I left the experience with the impresison that Hansen was behaving, not like a scientist, but instead like a lawyer (and I would know, I am one).

Joel Shore
July 11, 2008 7:38 pm

Smokey, you say: “Next, for those in need of peer reviewed papers falsifying the CO2/AGW hypothesis, here is a good [and unrefuted] one to start with: click”. Wow! Talk about confirmation bias in action. There are hundreds of peer reviewed papers each year that support AGW but because you find one that doesn’t, you think this falsifies AGW? And, it is particularly strange how, amongst a group of people who are so suspicious of models, there would be so little questioning of a particularly simplistic one when it happens to give the result that you desire.
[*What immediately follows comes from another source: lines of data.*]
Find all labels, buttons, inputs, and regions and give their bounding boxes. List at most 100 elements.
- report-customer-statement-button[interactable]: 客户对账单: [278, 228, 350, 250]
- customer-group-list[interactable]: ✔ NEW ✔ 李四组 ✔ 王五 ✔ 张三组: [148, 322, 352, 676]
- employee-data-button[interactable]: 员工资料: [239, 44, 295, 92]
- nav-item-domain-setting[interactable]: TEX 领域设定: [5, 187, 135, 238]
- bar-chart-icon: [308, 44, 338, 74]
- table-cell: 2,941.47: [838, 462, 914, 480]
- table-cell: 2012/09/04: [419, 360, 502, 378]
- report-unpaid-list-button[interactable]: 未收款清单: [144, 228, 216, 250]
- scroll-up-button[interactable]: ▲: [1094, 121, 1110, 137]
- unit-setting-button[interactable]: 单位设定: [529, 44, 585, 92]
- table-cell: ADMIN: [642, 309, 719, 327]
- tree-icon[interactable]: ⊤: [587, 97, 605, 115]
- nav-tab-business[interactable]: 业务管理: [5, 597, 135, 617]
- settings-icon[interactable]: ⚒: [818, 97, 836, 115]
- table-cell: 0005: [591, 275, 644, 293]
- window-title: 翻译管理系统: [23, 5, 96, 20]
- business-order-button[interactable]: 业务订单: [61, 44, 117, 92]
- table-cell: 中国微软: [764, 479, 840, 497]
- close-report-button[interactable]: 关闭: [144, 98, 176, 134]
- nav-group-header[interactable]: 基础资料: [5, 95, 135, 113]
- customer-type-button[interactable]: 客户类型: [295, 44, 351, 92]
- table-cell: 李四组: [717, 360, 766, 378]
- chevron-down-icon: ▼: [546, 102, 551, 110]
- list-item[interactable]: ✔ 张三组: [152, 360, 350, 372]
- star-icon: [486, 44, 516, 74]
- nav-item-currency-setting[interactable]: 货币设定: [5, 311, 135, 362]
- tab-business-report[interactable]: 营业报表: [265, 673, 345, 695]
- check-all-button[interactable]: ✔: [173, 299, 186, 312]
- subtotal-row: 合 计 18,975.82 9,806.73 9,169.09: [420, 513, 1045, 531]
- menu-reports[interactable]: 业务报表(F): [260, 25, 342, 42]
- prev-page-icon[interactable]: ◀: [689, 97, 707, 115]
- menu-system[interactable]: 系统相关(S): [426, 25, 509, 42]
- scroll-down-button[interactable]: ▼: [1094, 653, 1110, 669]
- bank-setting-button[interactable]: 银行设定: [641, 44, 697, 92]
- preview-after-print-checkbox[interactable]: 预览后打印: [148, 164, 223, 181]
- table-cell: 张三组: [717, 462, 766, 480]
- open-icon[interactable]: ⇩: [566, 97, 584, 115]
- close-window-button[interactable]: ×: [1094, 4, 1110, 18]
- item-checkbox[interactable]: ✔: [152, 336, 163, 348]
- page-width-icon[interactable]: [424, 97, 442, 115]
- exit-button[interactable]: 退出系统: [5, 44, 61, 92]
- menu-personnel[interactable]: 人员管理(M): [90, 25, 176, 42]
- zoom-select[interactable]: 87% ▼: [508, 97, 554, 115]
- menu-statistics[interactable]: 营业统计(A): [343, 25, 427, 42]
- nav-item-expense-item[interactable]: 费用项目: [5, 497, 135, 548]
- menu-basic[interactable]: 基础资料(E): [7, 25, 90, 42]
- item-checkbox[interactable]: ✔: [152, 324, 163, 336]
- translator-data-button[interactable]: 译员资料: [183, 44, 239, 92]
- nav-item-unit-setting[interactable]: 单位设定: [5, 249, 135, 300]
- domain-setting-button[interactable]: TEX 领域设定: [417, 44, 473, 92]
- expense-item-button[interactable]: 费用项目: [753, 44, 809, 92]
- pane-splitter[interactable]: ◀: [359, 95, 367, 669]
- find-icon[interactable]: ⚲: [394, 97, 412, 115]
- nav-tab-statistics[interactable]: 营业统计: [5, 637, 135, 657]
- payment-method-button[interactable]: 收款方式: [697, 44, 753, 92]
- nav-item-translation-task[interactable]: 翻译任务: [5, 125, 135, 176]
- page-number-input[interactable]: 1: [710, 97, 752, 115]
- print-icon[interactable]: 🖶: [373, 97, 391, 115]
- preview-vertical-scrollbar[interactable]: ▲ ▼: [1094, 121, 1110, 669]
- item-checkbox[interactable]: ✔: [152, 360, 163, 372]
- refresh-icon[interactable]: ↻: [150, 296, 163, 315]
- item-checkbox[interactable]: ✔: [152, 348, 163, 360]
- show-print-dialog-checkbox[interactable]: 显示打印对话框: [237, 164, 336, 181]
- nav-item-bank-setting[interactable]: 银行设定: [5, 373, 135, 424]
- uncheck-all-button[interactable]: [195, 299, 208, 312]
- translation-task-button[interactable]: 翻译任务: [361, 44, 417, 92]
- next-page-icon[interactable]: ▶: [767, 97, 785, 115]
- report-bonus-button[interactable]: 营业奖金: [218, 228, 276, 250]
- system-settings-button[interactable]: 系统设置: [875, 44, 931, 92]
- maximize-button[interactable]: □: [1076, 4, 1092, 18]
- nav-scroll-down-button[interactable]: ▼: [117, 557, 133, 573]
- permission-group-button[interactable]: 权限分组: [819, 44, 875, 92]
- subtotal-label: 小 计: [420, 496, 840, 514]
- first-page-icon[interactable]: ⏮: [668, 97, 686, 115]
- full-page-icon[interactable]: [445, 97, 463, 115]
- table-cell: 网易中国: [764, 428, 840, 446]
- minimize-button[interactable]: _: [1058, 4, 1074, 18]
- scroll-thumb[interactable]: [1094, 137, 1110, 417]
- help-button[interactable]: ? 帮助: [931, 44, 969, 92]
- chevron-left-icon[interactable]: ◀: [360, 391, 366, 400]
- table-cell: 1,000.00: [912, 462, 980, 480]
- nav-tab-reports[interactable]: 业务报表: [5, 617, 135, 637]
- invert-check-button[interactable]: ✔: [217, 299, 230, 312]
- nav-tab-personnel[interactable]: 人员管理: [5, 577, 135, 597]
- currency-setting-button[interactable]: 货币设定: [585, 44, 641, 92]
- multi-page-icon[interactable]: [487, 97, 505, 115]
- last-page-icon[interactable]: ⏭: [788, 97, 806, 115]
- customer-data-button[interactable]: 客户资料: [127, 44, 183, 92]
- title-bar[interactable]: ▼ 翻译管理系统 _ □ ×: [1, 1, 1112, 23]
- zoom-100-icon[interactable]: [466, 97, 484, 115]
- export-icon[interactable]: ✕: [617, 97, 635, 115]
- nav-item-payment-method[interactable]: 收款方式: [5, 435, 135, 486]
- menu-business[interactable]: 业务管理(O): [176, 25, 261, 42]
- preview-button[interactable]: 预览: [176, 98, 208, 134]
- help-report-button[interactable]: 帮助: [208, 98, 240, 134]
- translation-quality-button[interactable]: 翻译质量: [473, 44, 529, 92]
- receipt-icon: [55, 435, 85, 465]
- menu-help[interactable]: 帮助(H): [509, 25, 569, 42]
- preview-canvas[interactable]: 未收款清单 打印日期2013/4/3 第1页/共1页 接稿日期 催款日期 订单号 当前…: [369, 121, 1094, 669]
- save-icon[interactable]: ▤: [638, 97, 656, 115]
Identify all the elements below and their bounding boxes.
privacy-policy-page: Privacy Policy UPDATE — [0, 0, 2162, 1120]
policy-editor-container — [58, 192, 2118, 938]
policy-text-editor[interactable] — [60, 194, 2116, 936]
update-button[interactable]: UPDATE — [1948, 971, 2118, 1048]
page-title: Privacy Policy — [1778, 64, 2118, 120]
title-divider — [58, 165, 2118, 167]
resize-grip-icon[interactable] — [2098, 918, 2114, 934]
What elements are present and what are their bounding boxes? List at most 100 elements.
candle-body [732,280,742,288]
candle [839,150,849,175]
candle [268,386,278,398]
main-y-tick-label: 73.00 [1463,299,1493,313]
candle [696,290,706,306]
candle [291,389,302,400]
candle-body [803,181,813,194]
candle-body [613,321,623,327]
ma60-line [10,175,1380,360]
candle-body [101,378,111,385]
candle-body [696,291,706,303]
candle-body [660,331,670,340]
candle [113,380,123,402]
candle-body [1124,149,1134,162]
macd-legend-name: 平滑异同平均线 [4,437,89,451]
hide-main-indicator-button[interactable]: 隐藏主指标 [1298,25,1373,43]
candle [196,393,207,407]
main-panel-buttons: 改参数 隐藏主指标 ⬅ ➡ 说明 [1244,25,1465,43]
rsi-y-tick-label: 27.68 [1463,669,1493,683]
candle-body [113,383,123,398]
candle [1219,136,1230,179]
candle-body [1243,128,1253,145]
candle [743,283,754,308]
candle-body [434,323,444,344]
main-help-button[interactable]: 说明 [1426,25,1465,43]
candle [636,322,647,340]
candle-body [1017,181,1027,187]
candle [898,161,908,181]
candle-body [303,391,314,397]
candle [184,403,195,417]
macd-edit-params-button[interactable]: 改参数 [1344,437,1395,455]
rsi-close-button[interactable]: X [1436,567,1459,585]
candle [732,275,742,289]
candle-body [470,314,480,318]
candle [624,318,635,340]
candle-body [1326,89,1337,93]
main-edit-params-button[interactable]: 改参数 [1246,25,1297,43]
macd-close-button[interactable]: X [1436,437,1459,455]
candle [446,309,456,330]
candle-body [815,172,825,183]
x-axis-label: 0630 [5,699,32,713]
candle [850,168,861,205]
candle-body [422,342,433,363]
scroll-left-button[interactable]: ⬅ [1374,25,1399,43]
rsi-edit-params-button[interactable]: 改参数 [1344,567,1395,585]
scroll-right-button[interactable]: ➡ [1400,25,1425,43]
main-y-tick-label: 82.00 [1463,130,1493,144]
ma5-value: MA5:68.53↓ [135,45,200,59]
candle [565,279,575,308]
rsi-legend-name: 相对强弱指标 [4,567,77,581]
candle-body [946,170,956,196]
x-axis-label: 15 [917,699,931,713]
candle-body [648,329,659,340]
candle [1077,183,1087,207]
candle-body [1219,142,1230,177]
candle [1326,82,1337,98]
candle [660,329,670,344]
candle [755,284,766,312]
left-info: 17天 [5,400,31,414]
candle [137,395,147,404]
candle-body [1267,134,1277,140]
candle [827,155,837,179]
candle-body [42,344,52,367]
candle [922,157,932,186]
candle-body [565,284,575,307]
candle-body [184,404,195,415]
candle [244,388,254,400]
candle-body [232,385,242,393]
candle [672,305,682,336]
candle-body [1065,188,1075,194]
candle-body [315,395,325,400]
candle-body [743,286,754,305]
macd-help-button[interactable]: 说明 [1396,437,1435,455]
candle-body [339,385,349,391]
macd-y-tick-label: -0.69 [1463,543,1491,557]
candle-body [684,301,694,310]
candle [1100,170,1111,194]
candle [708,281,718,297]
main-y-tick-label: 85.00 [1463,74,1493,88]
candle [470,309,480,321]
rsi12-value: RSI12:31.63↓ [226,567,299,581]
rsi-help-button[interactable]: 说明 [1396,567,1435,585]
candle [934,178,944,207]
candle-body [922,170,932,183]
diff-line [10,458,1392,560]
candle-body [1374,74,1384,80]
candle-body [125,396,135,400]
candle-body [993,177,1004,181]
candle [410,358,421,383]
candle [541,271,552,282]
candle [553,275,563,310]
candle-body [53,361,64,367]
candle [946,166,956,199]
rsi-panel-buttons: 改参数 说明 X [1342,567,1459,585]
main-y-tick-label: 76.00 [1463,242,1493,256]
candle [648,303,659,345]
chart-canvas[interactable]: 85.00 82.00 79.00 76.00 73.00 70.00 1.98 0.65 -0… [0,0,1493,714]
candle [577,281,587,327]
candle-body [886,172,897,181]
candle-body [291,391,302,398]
As for Schwartz’s paper being unrefuted, it was only published last year, but here is a comment on it, apparently now in press (according to Annan’s website) that pretty much tears it to pieces: http://www.jamstec.go.jp/frsgc/research/d5/jdannan/comment_on_schwartz.pdf

July 11, 2008 7:46 pm

Brendan H:
You’re just arguing. Where’s the science?
Here’s some pretty definitive scientific proof that Hansen is flat wrong: click
And here: click
And here: click
And here: click
Hansen is absolutely terrified of engaging in a real one-on-one debate because he would be publicly discredited; the empirical [real world] results directly contradict his falsified CO2 hypothesis. Yours too, by the way… unless you can demonstrate that the global temperature is rising with increased atmospheric carbon dioxide. Good luck with that.

Joel Shore
July 11, 2008 7:52 pm

Oh…And, I just discovered that a preprint of Schwartz’s response to the various comments on his paper is available here: http://www.ecd.bnl.gov/steve/pubs/HeatCapCommentResponse.pdf
In it, he revises upward his estimate of equilibrium climate sensitivity from the 1.1 +- 0.5 C to 1.9 +- 1.0 C, so while the central value is still on the low side of most estimates, it now overlaps significantly the IPCC range of 2 to 4.5 C. (My guess is that most of his critics would argue that Schwartz’s time constant for the system…and thus his climate sensitivity…still seems to be on the low side of what seems most realistic from other considerations.)

Free Thinker
July 11, 2008 8:14 pm

Jimmy Hansen’s opinion on AGW? Sorry, “not interested”.

July 11, 2008 8:25 pm

it’s interesting that Hansen is the climate scientist who most resembles the sceptics’ paragon of the scientific method: Galileo. Both men offer a positive, counter-intuitive theory, both are certain of their position, somewhat acerbic and dogmatic, and ready to mix it in non-scientific field
Except that Galileo’s theories are holding up, and Hansen’s are collapsing badly, after a mere 2 decades. Hansen is a pop tart going down for the last time.